# Mantis Tiller Starting Problem



## Tony_D (Mar 26, 2016)

I had posted this in another thread but it was suggested that I start a new one. I'm new to the forum and this is my first new post.
I'm having a problem with my Mantis tiller. Its about 15 years old and the last few years I've had to put a kit in the carb to get it to run. I only use it twice in the spring to till my garden and every 4 years to dethatch my lawn. (I started using pre-mix fuel a couple years ago.)
So this year it wouldn't run even with a kit so I decided to replace the carb.
New one, out of the box, prime button works, starts on the second pull, till the garden and dethatch the lawn with no problems.
Two weeks later I go to use it again and the primer didn't fill. I pulled the primer off and blew in the ports, ran a small wire thru etc.
Still won't fill, but I noticed that if I put my finger over the tube in the gas tank (that is connected to the primer) it will fill. But now I notice bubbles in the primer bulb. Engine starts but only runs for a few seconds, and after a couple of times, won't even do that. I pulled the spark plug and its wet. After drying it, it only runs a few seconds again.
I'm going to replace the plug next but any ideas? Did I damage the primer by poking a wire in it? What would make it run rich (if the new plug doesn't resolve the problem)? Ignition module going bad?
Thanks!


----------



## 30yearTech (Sep 14, 2006)

May have a leak in the fuel lines, may need to replace the fuel lines, and if you did not replace the fuel filter when you installed the new carburetor, I would also recommend a new filter.
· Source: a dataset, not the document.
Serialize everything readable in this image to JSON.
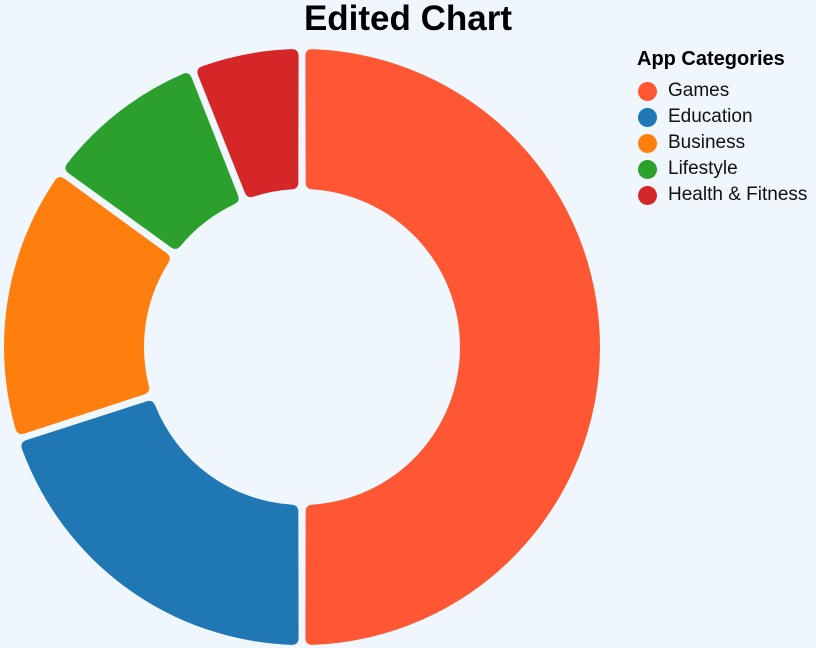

It's never a good idea to poke any wires into any orifices as this could cause damage, it's not likely that the ignition module is the issue if you have spark.


----------



## Tony_D (Mar 26, 2016)

Update - I replaced the spark plug and fuel lines and found a new fuel filter that I bought a few years ago (and forgot!). I also replaced the carb gasket (had a tear in it) and I still have the problem.
I can get the primer to fill by holding my finger over the tube end in the gas tank and it will run for 20 or 30 seconds and stop. It sounds like its running out of fuel; the rpm's increase just before it dies.
It seems to run longer if I give it some choke, even though it should be warm enough not to need it...
Any other suggestions?
Should I start over with a new carb AND new fuel filter?
Note I have not touched any of the adjustments; like I said it ran perfectly out of the box, until I let it sit for 2 weeks. The pre-mixed fuel I have was purchased this past February so it should be good(???)
Thanks


----------



## Tony_D (Mar 26, 2016)

Well, I replaced the primer body and looks like that resolved the problem. The bulb filled without my having to cover the tube end in the gas tank and it ran fine.
I think I must have poked a hole in a diaphragm or something when I was running a wire through it, and while I could get the primer bulb to fill, I think it only ran until that 'shot' of fuel was burned off.
So I think you were right, 30yearTech, there was a leak, it was in the primer.
Thanks for your help!


----------